Streaming: 24.12.2021 | Anbieter: Netflix | Laufzeit: 138 Minuten | FSK: 12 Land: USA | Genre: Komödie, Drama


Kritik

Mit seiner oscarprämierten Komödie "The Big Short", über die Finanzkrise 2007, konnte sich Regisseur Adam McKay von seinen "Anchorman"-Tagen und seichten Will-Ferrell-Komödien lösen und verarbeitet seitdem komplexe politische Themen zu bissigen Satiren. Nach seinem stark Dick-Cheney-Biopic "Vice" beschäftigt sich McKay erstmals nicht mehr mit realen Ereignissen, sondern mit "ziemlich möglichen Begebenheiten", indem er einen gigantischen Asteroiden auf die Erde krachen lässt. Die Reaktionen darauf sind seit der Corona-Pandemie aber gar nicht mal so abwegig, immerhin hat die Pandemie Millionen Menschen zu Möchtegern-Ärzten gemacht, die den Virus bis heute leugnen. Vielleicht ein Grund warum "Don't Look Up", der zu Beginn des Jahres in meinen Top 5 Filmhighlights des Jahres stand, mich nicht so begeistern konnte wie erhofft. Denn trotz seiner zahlreichen Superstars und dem fähigen Regisseur ist aus der Netflix-Satire ein recht zahnloses und überlanges Weltuntergangsszenario geworden.

 

Als die beiden Wissenschaftler Kate Dibiasky (Jennifer Lawrence) und Dr. Randall Mindy (Leonardo DiCaprio) mit einer eigentlich schockierenden Nachricht zur US-Präsidentin Janie Orlean (Meryl Streep) und ihrem Sohn Jason (Jonah Hill) kommen, bekommen sie nicht die Reaktion, die sie erwartet hätten.
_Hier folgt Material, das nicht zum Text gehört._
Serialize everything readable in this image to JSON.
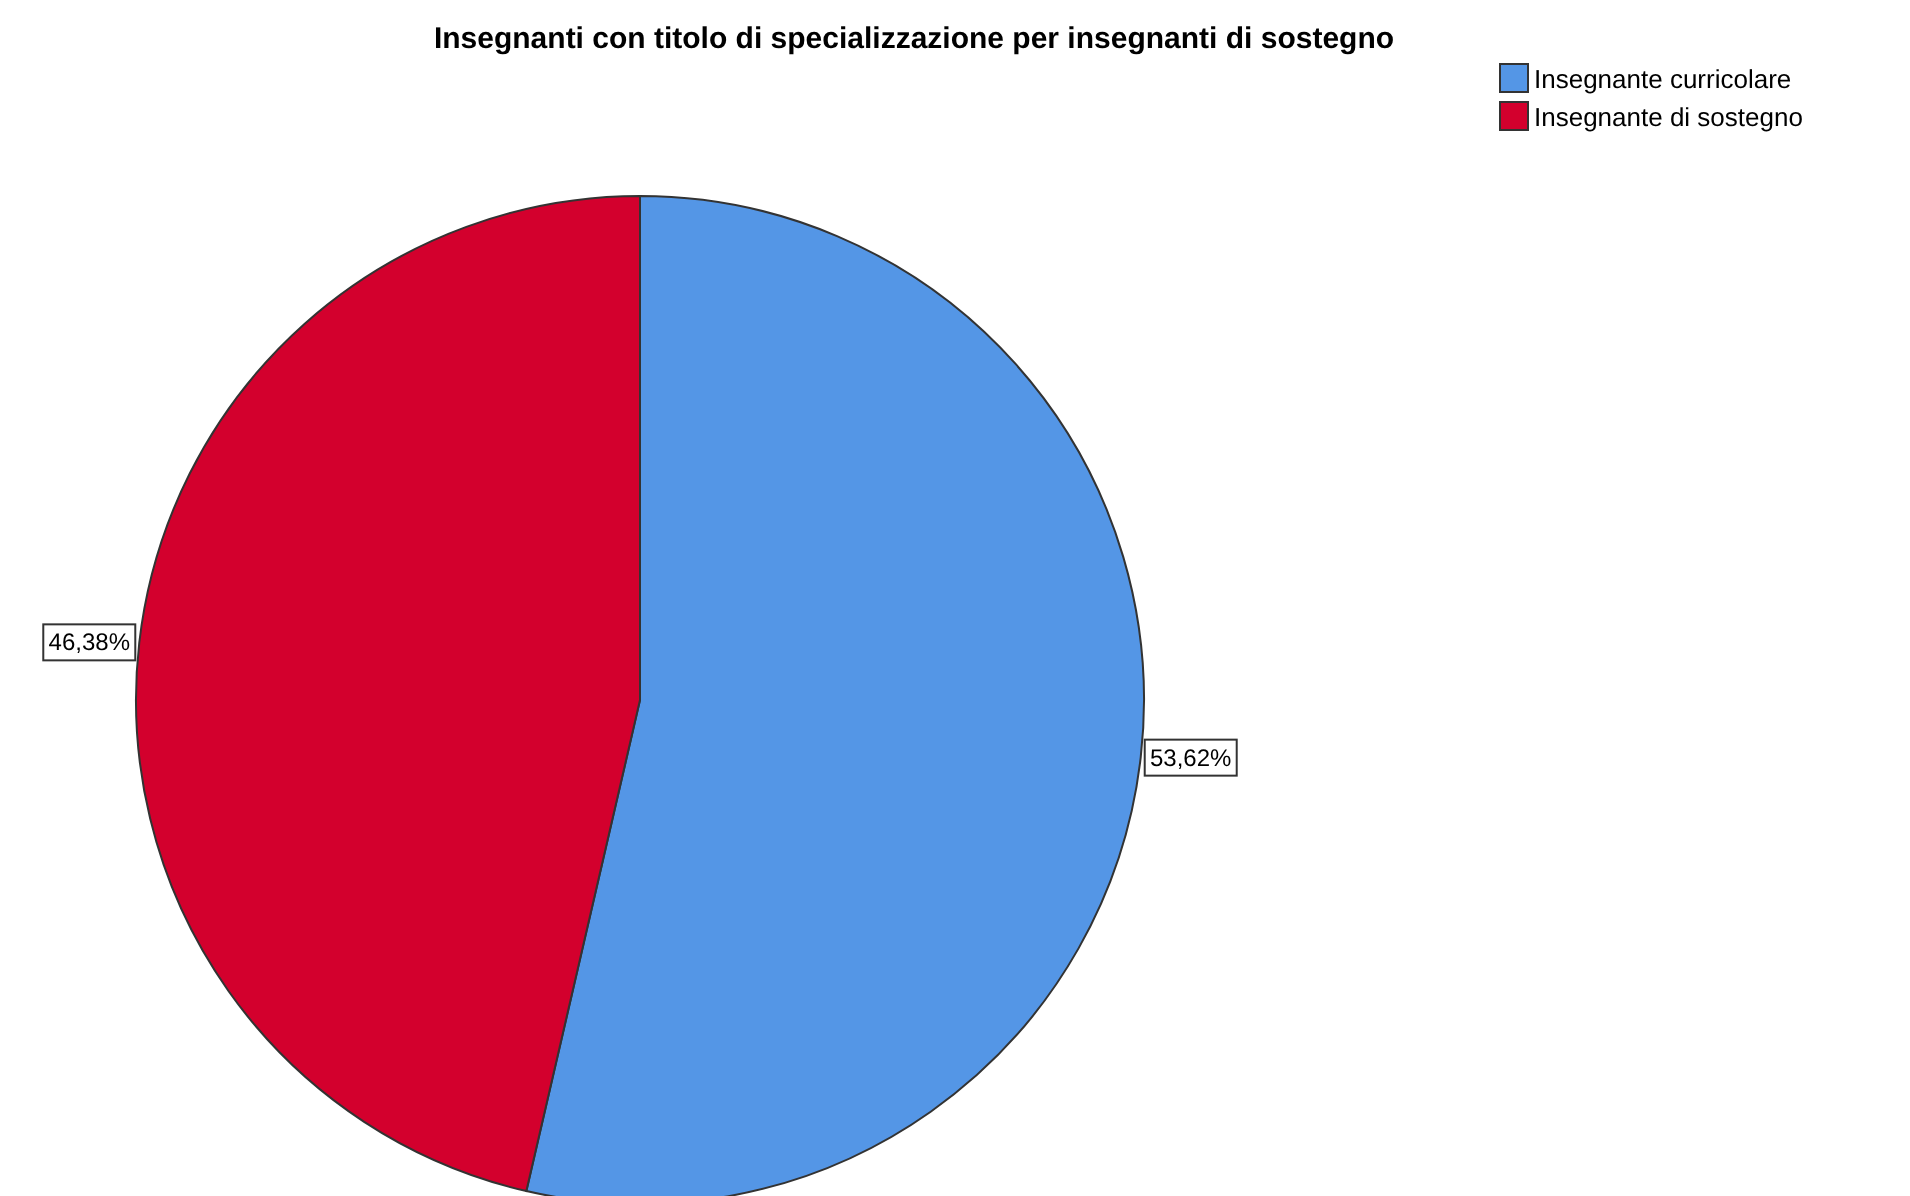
{
  "chart_data": {
    "type": "pie",
    "title": "Insegnanti con titolo di specializzazione per insegnanti di sostegno",
    "categories": [
      "Insegnante curricolare",
      "Insegnante di sostegno"
    ],
    "values": [
      53.62,
      46.38
    ],
    "colors": [
      "#5496e6",
      "#d3002d"
    ],
    "value_labels": [
      "53,62%",
      "46,38%"
    ],
    "legend": "top right"
  }
}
Den herannahenden Asteroiden nimmt nämlich niemand ernst. Es beginnt ein Wettlauf gegen die Zeit, bei dem die beiden Wissenschaftler die Bevölkerung vom nahenden Weltuntergang überzeugen müssen.
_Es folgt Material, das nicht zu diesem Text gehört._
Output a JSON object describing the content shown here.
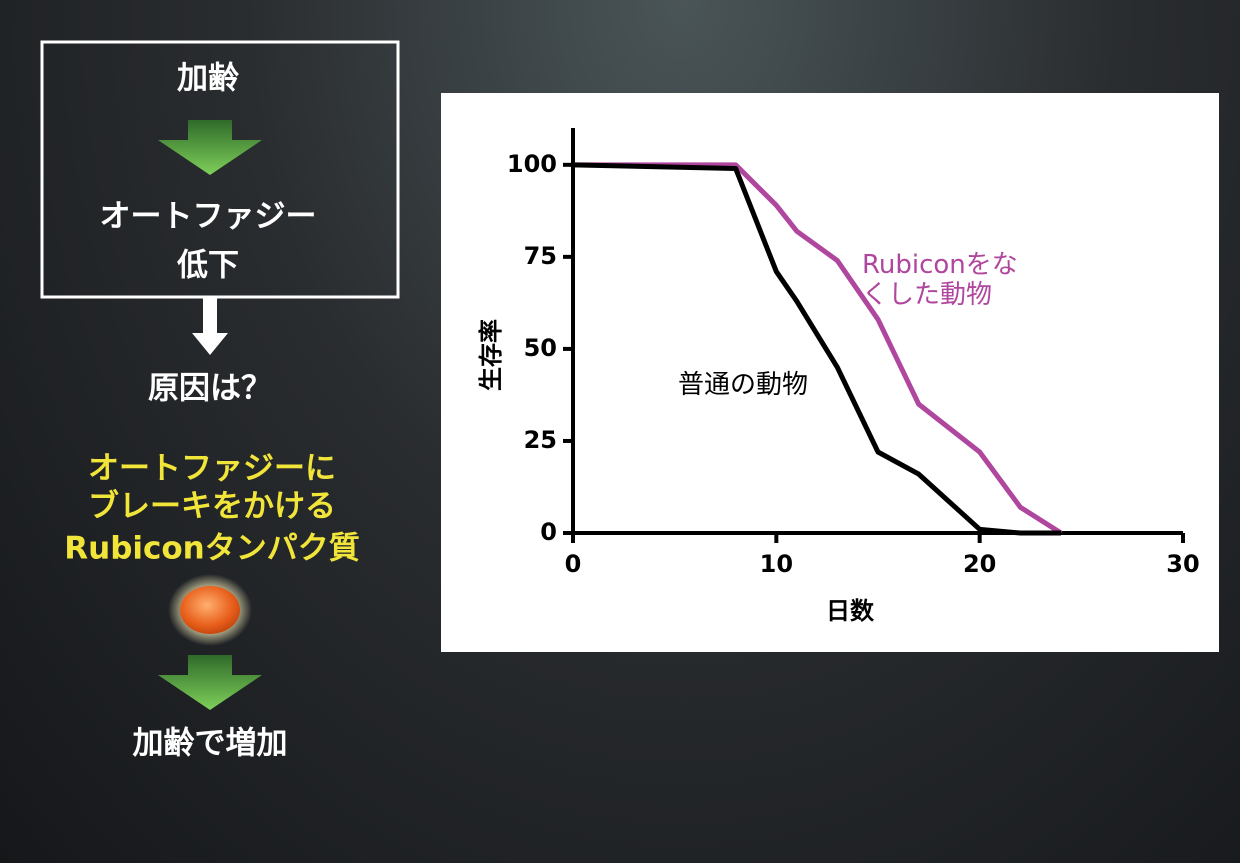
{
  "diagram": {
    "top_box": [
      "加齢",
      "オートファジー",
      "低下"
    ],
    "question": "原因は？",
    "cause": [
      "オートファジーに",
      "ブレーキをかける",
      "Rubiconタンパク質"
    ],
    "result": "加齢で増加"
  },
  "chart_data": {
    "type": "line",
    "x_label": "日数",
    "y_label": "生存率",
    "x": [
      0,
      8,
      10,
      11,
      13,
      15,
      17,
      20,
      22,
      24
    ],
    "series": [
      {
        "name": "普通の動物",
        "color": "#000000",
        "values": [
          100,
          99,
          71,
          63,
          45,
          22,
          16,
          1,
          0,
          0
        ]
      },
      {
        "name": "Rubiconをなくした動物",
        "color": "#b0479e",
        "values": [
          100,
          100,
          89,
          82,
          74,
          58,
          35,
          22,
          7,
          0
        ]
      }
    ],
    "xlim": [
      0,
      30
    ],
    "xticks": [
      0,
      10,
      20,
      30
    ],
    "ylim": [
      0,
      110
    ],
    "yticks": [
      0,
      25,
      50,
      75,
      100
    ]
  }
}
Eigentlich klingt die Handlung ganz schön absurd. Da kommen zwei Wissenschaftler zur US-Präsidentin und präsentieren das Szenario in den Medien und niemand will den beiden Experten glauben schenken? Natürlich gab es vor zwei Jahren genügend Menschen, die die Klimakrise geleugnet haben, und genau auf dieses Klientel zielt die Satire auch ab, nach vier Jahren mit Donald Trump als US-Präsident und knapp zwei Jahren Corona-Pandemie wissen wir jedoch, dass "Don't Look Up" näher an der Realität ist, als wir es uns wünschen würden. Vielleicht ist das auch ein Grund, warum es mir schwerfiel beim neuen Netflix-Film lauthals loszulachen, vielleicht ist der Film aber auch einfach nur unlustiger, als er sein könnte. Letzten Endes ist die Satire nämlich einfach nicht bissig genug und anders als noch "The Big Short" bleibt der Film zu oberflächlich. Gerade für die ausufernde Laufzeit von 138 Minuten ist die Story insgesamt zu seicht und es schleichen sich doch einige Längen ein. Dazu ist "Don't Look Up" viel zu zahm, um dem angesprochenen Publikum von Klimaleugnern und Co. einen mitzugeben. Und so kann die Satire nicht gerade für Begeisterung sorgen obwohl der Film durchgängig amüsiert. Der spannendste Part der Erzählung ist dann auch eher, wie die Menschen mit dem nahenden Weltuntergang umgehen und wie und mit wem sie ihre letzten Stunden verbringen. Dahingehend hat mich "Don't Look Up" sogar überrascht, für große Emotionen kann der Film damit aber auch nicht sorgen.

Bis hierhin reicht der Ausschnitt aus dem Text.